Princess Margot "would be a prisoner in her own castle and would not be permitted to receive visitors" or be able to communicate with the "outside world."
It was also officially announced that "care will be taken to keep the German Consul away" from visiting the princess.
Police became suspicious when Prince Bernhard, already in custody, asked for permission to telephone his wife. The police overheard the prince instruct his wife to "destroy the documents." The police immediately notified officials at Pitzelstaetten, where the castle is located.
Twelve armed police "rushed to the castle," where Princess Margot was arrested and the house and grounds were searched. The documents were found, and the princess was "questioned extensively at Klagenfurt."
Although the "exact nature of alleged conspiracy was not revealed." the police acknowledged that they found the entire office files for the Nazi headquarters in Klagenfurt.
A "sardonic feature of the whole affair" was that Prince and Princess Bernhard "were only two of the many aristocratic Germans expressly invited to Austria after the war 'to make Carinthia more German.'"

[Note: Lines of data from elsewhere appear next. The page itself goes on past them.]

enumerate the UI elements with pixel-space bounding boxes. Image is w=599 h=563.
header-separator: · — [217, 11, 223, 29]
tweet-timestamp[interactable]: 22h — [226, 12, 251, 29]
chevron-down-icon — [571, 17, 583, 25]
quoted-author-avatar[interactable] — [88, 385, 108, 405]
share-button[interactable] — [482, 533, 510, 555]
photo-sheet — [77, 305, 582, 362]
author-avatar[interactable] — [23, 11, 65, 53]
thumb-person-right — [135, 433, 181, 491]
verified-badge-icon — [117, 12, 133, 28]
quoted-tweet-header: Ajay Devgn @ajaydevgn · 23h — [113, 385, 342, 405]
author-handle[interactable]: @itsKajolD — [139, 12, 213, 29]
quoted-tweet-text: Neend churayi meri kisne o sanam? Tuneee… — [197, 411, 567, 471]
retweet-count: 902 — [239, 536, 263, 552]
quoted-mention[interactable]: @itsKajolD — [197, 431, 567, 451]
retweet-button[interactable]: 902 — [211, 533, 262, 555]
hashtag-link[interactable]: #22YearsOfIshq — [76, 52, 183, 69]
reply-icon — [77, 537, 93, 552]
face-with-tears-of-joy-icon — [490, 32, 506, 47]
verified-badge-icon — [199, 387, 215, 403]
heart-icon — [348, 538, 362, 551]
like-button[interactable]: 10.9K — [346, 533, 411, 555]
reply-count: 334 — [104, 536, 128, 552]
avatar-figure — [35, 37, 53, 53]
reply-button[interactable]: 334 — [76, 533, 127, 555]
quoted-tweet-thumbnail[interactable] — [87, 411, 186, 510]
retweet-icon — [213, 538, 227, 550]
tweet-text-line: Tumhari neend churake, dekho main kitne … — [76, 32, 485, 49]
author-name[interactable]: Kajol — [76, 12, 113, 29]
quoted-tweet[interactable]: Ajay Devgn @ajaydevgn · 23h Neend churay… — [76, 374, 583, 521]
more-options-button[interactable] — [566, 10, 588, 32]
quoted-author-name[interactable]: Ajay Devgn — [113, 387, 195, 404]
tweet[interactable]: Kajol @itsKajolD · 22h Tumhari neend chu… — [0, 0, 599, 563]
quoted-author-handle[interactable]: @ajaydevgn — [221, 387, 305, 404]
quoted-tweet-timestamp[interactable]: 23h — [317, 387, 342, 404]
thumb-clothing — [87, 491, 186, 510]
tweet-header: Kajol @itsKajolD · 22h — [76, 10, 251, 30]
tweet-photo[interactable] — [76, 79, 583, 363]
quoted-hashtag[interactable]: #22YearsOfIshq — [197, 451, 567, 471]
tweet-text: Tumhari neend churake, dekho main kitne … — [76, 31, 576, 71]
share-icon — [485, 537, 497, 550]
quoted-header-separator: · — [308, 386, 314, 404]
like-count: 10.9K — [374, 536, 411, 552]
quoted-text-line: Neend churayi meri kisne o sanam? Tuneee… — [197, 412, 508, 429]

Several hundred German aristocrats and many more German farmers and tradesmen moved to Carinthia "that when Germany became Nazi and most of Carinthia became Nazi, too."
Princess Margot is being guarded by six detectives. The police do not want the princess to escape, so the detectives have moved into the castle snd "set up eight-hour watches."
The Princess is not permitted to receive visitors "and her mail was strictly censored."
An Associated Press reporter who was permitted to telephone the castle "was told by a woman friend of the Princess that she bore up well but 'went to her room and had a good cry.'" The Princess' friend was not under arrest, but was told if she left the castle, she would not be able to return. The AP did not name the friend.
The Princess is the former Margot Groessler, a German commoner. She married Prince Bernhard on April 25, 1931.
The German Legation in Vienna "will not take any steps in the case" until it receives a complete report from consul officials in Klagenfurt.